Les ennuis de santé d’Antoine, mon mari, ont commencé en 2007.
Il doit subir une dyalise 3 fois par semaine, il ne peut plus avoir une vie normale, ni aller travailler. Notre famille vit au rythme de la maladie qui impacte notre quotidien : les repas, les sorties, tout devient compliqué.

Lorsque que je me suis interrogée sur la possibilité de donner un rein à mon mari, j’ai été étonnée du manque d’information que pouvait nous fournir notre médecin de ville. C’est à l’hôpital que nous avons finalement pu obtenir toutes les informations nécessaires à cette démarche.*Il faut tout d’abord savoir si l’on est compatible grâce à une première prise de sang.
Nous sommes en septembre 2009 et le résultat n’arrivera que dans un mois… ouf, c’est positif !

En janvier 2010, je rentre à l’hôpital afin de savoir si mon état de santé me permet de donner un rein. Quatre longs jours d’examens durant lesquels je commence à craindre que l’on trouve une maladie sur moi, aussi…
Le jeudi soir, la néphrologue me convie à un compte rendu médical complet. J’ai souhaité y assister entourée de mes enfants, afin qu’ils puissent entendre avec moi la conclusion, poser toutes les questions qu’ils veulent et être rassurés par cette double intervention.
Selon la néphrologue, techniquement tout semble correct : je peux donner !

Il a alors fallu que je prenne ma décision. J’ai dû affronter mes doutes et mes craintes, car j’ai toujours éprouvé de la méfiance envers milieu hospitalier. J’avais peur de l’opération, peur du réveil. Je pensais à mes enfants et à ma propre santé… « Quels sont pour moi les risques de ce don ? »
En février, j’ai demandé à rencontrer une personne qui a donné un rein à son fils. Cet échange a été bref, mais très réconfortant. Ma décision était prise : c’est oui !
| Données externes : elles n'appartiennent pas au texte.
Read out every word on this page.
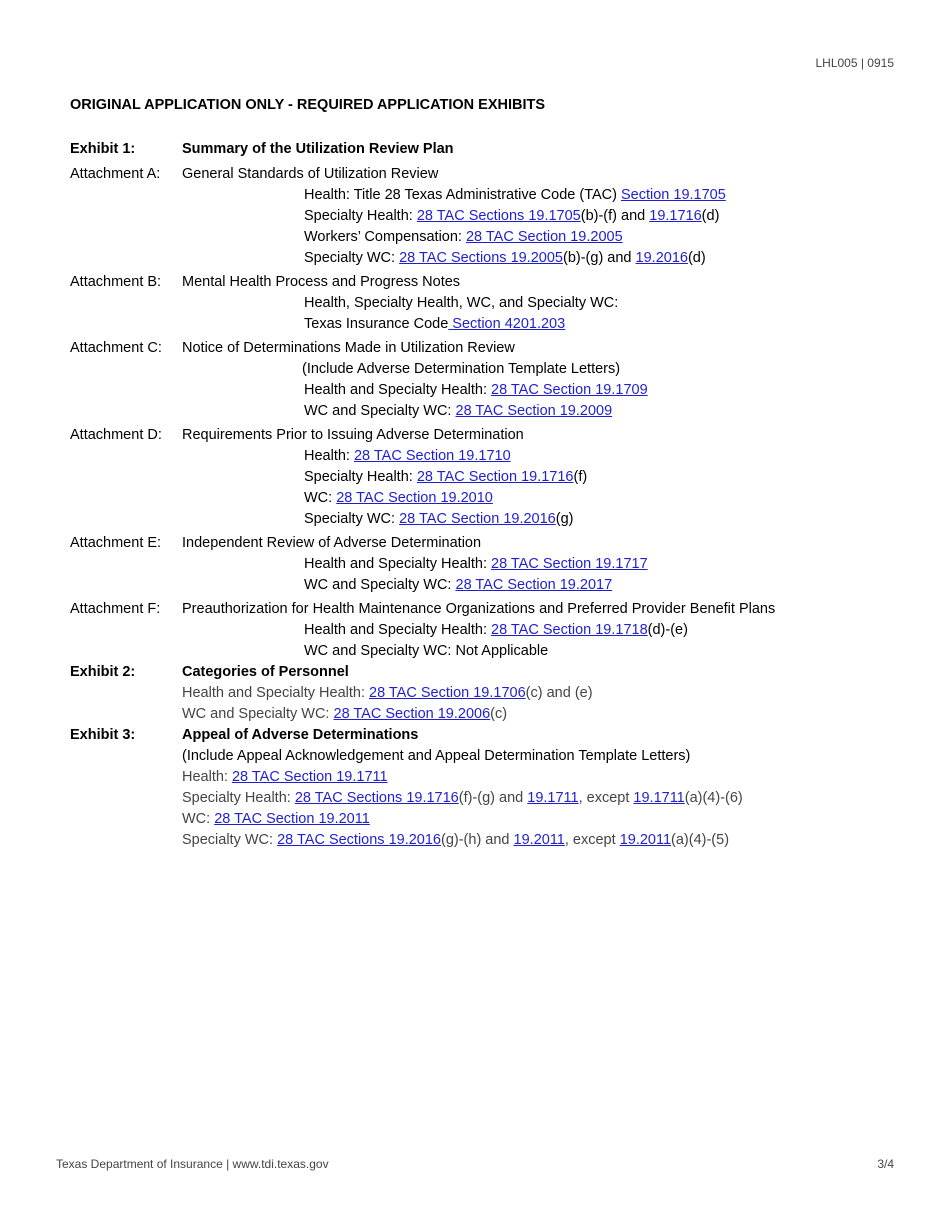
LHL005 | 0915
ORIGINAL APPLICATION ONLY - REQUIRED APPLICATION EXHIBITS
Exhibit 1:	Summary of the Utilization Review Plan
Attachment A: General Standards of Utilization Review
Health: Title 28 Texas Administrative Code (TAC) Section 19.1705
Specialty Health: 28 TAC Sections 19.1705(b)-(f) and 19.1716(d)
Workers’ Compensation: 28 TAC Section 19.2005
Specialty WC: 28 TAC Sections 19.2005(b)-(g) and 19.2016(d)
Attachment B: Mental Health Process and Progress Notes
Health, Specialty Health, WC, and Specialty WC:
Texas Insurance Code Section 4201.203
Attachment C: Notice of Determinations Made in Utilization Review
(Include Adverse Determination Template Letters)
Health and Specialty Health: 28 TAC Section 19.1709
WC and Specialty WC: 28 TAC Section 19.2009
Attachment D: Requirements Prior to Issuing Adverse Determination
Health: 28 TAC Section 19.1710
Specialty Health: 28 TAC Section 19.1716(f)
WC: 28 TAC Section 19.2010
Specialty WC: 28 TAC Section 19.2016(g)
Attachment E: Independent Review of Adverse Determination
Health and Specialty Health: 28 TAC Section 19.1717
WC and Specialty WC: 28 TAC Section 19.2017
Attachment F: Preauthorization for Health Maintenance Organizations and Preferred Provider Benefit Plans
Health and Specialty Health: 28 TAC Section 19.1718(d)-(e)
WC and Specialty WC: Not Applicable
Exhibit 2:	Categories of Personnel
Health and Specialty Health: 28 TAC Section 19.1706(c) and (e)
WC and Specialty WC: 28 TAC Section 19.2006(c)
Exhibit 3:	Appeal of Adverse Determinations
(Include Appeal Acknowledgement and Appeal Determination Template Letters)
Health: 28 TAC Section 19.1711
Specialty Health: 28 TAC Sections 19.1716(f)-(g) and 19.1711, except 19.1711(a)(4)-(6)
WC: 28 TAC Section 19.2011
Specialty WC: 28 TAC Sections 19.2016(g)-(h) and 19.2011, except 19.2011(a)(4)-(5)
Texas Department of Insurance | www.tdi.texas.gov	3/4
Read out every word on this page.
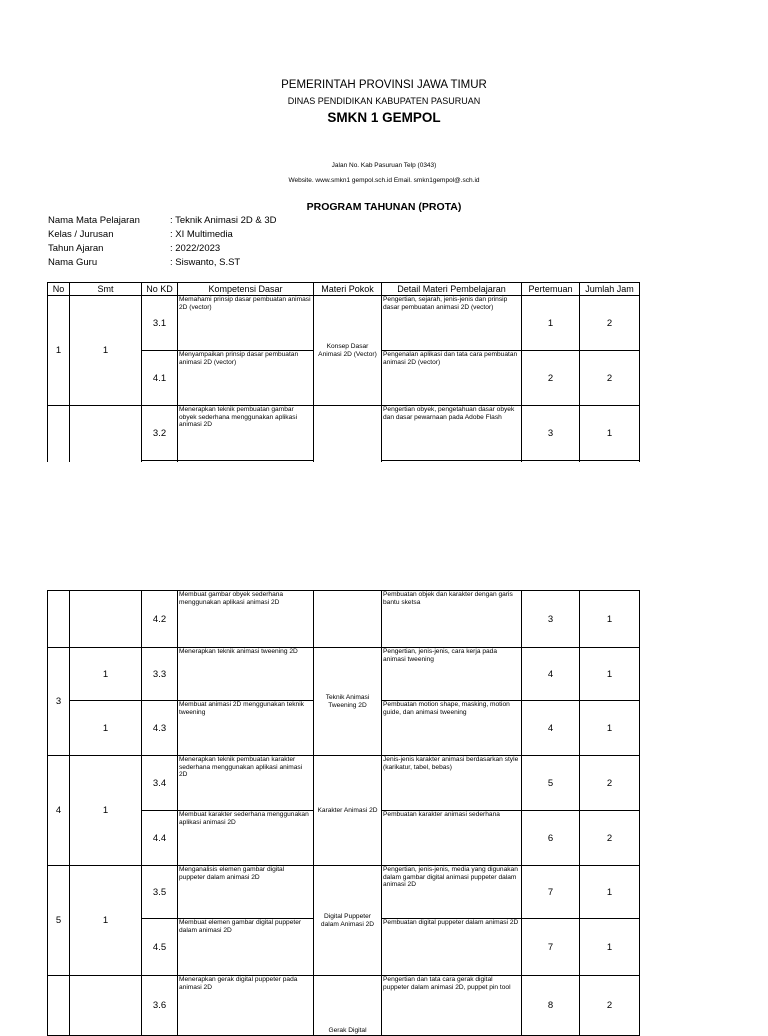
PEMERINTAH PROVINSI JAWA TIMUR
DINAS PENDIDIKAN KABUPATEN PASURUAN
SMKN 1 GEMPOL
Jalan No. Kab Pasuruan Telp (0343)
Website. www.smkn1 gempol.sch.id Email. smkn1gempol@.sch.id
PROGRAM TAHUNAN (PROTA)
Nama Mata Pelajaran	: Teknik Animasi 2D & 3D
Kelas / Jurusan	: XI Multimedia
Tahun Ajaran	: 2022/2023
Nama Guru	: Siswanto, S.ST
No	Smt	No KD	Kompetensi Dasar	Materi Pokok	Detail Materi Pembelajaran	Pertemuan	Jumlah Jam
1	1	3.1	Memahami prinsip dasar pembuatan animasi 2D (vector)	Konsep Dasar Animasi 2D (Vector)	Pengertian, sejarah, jenis-jenis dan prinsip dasar pembuatan animasi 2D (vector)	1	2
		4.1	Menyampaikan prinsip dasar pembuatan animasi 2D (vector)		Pengenalan aplikasi dan tata cara pembuatan animasi 2D (vector)	2	2
		3.2	Menerapkan teknik pembuatan gambar obyek sederhana menggunakan aplikasi animasi 2D		Pengertian obyek, pengetahuan dasar obyek dan dasar pewarnaan pada Adobe Flash	3	1

		4.2	Membuat gambar obyek sederhana menggunakan aplikasi animasi 2D		Pembuatan objek dan karakter dengan garis bantu sketsa	3	1
3	1	3.3	Menerapkan teknik animasi tweening 2D	Teknik Animasi Tweening 2D	Pengertian, jenis-jenis, cara kerja pada animasi tweening	4	1
	1	4.3	Membuat animasi 2D menggunakan teknik tweening		Pembuatan motion shape, masking, motion guide, dan animasi tweening	4	1
4	1	3.4	Menerapkan teknik pembuatan karakter sederhana menggunakan aplikasi animasi 2D	Karakter Animasi 2D	Jenis-jenis karakter animasi berdasarkan style (karikatur, tabel, bebas)	5	2
		4.4	Membuat karakter sederhana menggunakan aplikasi animasi 2D		Pembuatan karakter animasi sederhana	6	2
5	1	3.5	Menganalisis elemen gambar digital puppeter dalam animasi 2D	Digital Puppeter dalam Animasi 2D	Pengertian, jenis-jenis, media yang digunakan dalam gambar digital animasi puppeter dalam animasi 2D	7	1
		4.5	Membuat elemen gambar digital puppeter dalam animasi 2D		Pembuatan digital puppeter dalam animasi 2D	7	1
		3.6	Menerapkan gerak digital puppeter pada animasi 2D	Gerak Digital	Pengertian dan tata cara gerak digital puppeter dalam animasi 2D, puppet pin tool	8	2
La date choisie, la procédure administrative m’amène alors devant un groupe de 5 experts médicaux qui m’interrogent sur ma motivation. Je me souviens leur avoir dit : « Savez-vous ce que c’est de vivre avec un malade ? Moi, je ne vis plus. » Puis, me voilà devant le tribunal pour vérifier que je suis libre et consentante pour ce don. Un entretien plutôt froid et impersonnel, mais nécessaire pour valider un choix loin d’être le plus anodin !

C’est la fin d’un long parcours qui aura duré 6 mois. L’opération est dans 4 jours.Il faut savoir que, jusqu’au jour de la greffe, on peut renoncer à donner. Les différents interlocuteurs ne manquent pas de nous le rappeler jusqu’aux portes du bloc opératoire ! 

Le 17 mars 2010, je me réveille sur le lit d’hôpital. Tout s’est bien passé, j’aperçois ma famille et leur adresse le « V » de la victoire. Je viens de donner un rein à mon mari, alors quelques mois auparavant, je ne savais même pas que je pouvais être donneuse d’organes de mon vivant.

Avec Antoine, aujourd’hui nous pouvons faire des projets et envisager l’avenir.
Je ne me sens pas une personne exceptionnelle, juste quelqu’un qui voulait retrouver une vie normale.
En 2010, cette année-là, j’ai fait partie des 281 personnes à avoir donné un rein de leur vivant à un proche.